富有机质页岩微裂缝地震响应特征——以长宁示范区宁201井为例

doi:10.11743/ogg20200216

摘要/Abstract

摘要：

为明确四川盆地长宁示范区龙马溪组-五峰组所发育的构造微裂缝密度和走向对富有机质页岩地震响应特征的影响，基于长宁示范区宁201井富有机质页岩钻井岩心资料建立地质模型，利用各向异性HTI介质计算地层反射系数，开展地震AVAZ正演模拟，结合研究区地震勘探资料对比验证，分析该井富有机质页岩微裂缝地震响应特征。研究表明：①富有机质页岩微裂缝的地震识别受到地震资料的入射角、方位角以及主频控制。地震资料入射角控制不同微裂缝密度对振幅造成的差异性，方位角控制微裂缝走向的识别能力，主频保证振幅不会受到地震波调谐效应的影响；②随着地震波传播方向与裂缝面法向的夹角增大，振幅值逐渐降低，在夹角为90°时达到最低。平行于微裂缝走向的方位角振幅不受微裂缝密度变化的影响，垂直于裂缝面方位角振幅随着微裂缝密度增大而增大。

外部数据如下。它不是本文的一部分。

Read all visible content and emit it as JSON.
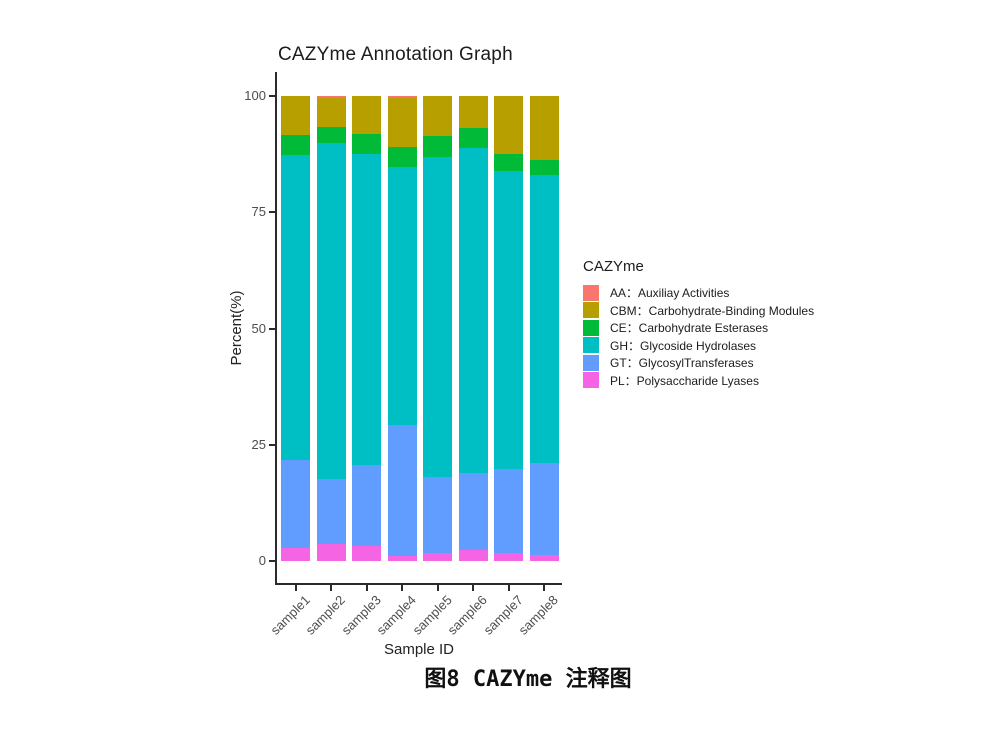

从富有机质页岩微裂缝识别的角度来看，研究结果可以为长宁示范区后期富有机质页岩微裂缝地震解释工作提供依据。

关键词: 地震响应特征, 各向异性, 微裂缝, 富有机质页岩, 龙马溪组, 长宁示范区, 四川盆地

Abstract:

In order to make it clear how the density and strike of structural micro-fractures affect the seismic response features of organic-rich shale in Longmaxi-Wufeng Formations distributed in Changning demonstration zone, Sichuan Basin, we carried out the AVAZ forward modelling based on the geologic model built by the coring data obtained from the dril-ling of organic-rich shale in Well Ning201 and the reflection coefficients calculated by HTI anisotropy media.Meanwhile, the seismic response characteristics of the micro-fractures in organic-rich shales from the well were analyzed combined with the contrast and verification of seismic exploration data in the research area.The results show that:on the one hand, the seismic identification of micro-fractures in organic-rich shale is controlled by incident angle, azimuth and dominant frequency of the seismic data.The incident angles determine the amplitude difference caused by micro-fracture densities, the azimuth affects the identification of micro-fracture strikes, while the dominant frequency ensures that the tuning effect of seismic waves makes no difference to amplitude.On the other hand, the amplitude decreases as the included angle between propagation direction of the seismic wave and the normal direction of the fracture surface increases, and reaches the minimum when the included angle is 90°.The amplitude of azimuth parallel to the micro-fracture strike shall not be affected by the variation of micro-fracture density, while the amplitude of azimuth perpendicular to the fracture surface increases with the increase of micro-fracture density.Overall, the research results may serve as a basis for seismic interpretation later of micro-fractures in the organic-rich shale of Changning demonstration area.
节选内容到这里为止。